2.1.7 Case management
Case management is a type of outpatient, intensive and individualized care provided by one caregiver (or a team) during a well-defined period, intended to guarantee the continuity of care and coordination of services for a limited number of persons. Since the beginning 1990’s case management became a widespread intervention as a reaction to the limitations of existing services and in order to help drug abusers with multiple and chronic problems. From that point onwards, hundreds of projects have been implemented – both within criminal justice and substance abuse treatment system aiming at:
• enhancing treatment access, participation and retention.
• improving treatment results concerning alcohol and drug use, employment, psychological problems and criminality.

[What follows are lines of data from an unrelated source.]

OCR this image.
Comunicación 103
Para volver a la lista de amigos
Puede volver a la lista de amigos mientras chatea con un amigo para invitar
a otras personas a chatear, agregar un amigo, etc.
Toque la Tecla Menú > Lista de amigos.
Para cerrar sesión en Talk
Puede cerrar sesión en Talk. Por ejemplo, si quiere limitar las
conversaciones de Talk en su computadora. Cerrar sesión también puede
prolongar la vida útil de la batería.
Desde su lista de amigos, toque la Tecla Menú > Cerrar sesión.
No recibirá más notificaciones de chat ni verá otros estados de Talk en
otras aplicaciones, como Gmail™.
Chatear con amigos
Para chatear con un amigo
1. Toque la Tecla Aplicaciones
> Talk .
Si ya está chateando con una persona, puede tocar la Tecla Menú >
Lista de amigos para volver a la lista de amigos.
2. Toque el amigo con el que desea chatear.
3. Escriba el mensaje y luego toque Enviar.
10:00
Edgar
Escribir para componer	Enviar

• promoting coordination and continuity of care. Any conclusion about the effectiveness of case management for substance abusers is at the moment premature and even unwarranted, given the relative scarcity of randomized and controlled trials, especially concerning some specific models of case management. Several studies of case management among drug abusers involved in the criminal justice system have shown that coercion may help to enhance treatment participation and retention, which is associated with positive effects on clients’ drug use and criminal involvement. Empirical evidence concerning the effectiveness of judicial case management is still lacking, but available data do not show compelling evidence of its effectiveness. Positive effects of this intervention are reduced drug use and relapse rates, increased treatment participation and retention and less violation of judicial conditions. Both in the field of substance abuse treatment and in criminal justice system, the value of case management has been proven, but due to lack of sufficient number of randomized and controlled studies this intervention can not -at the moment –be considered as an evidence-based practice (Geenens et al, 2007).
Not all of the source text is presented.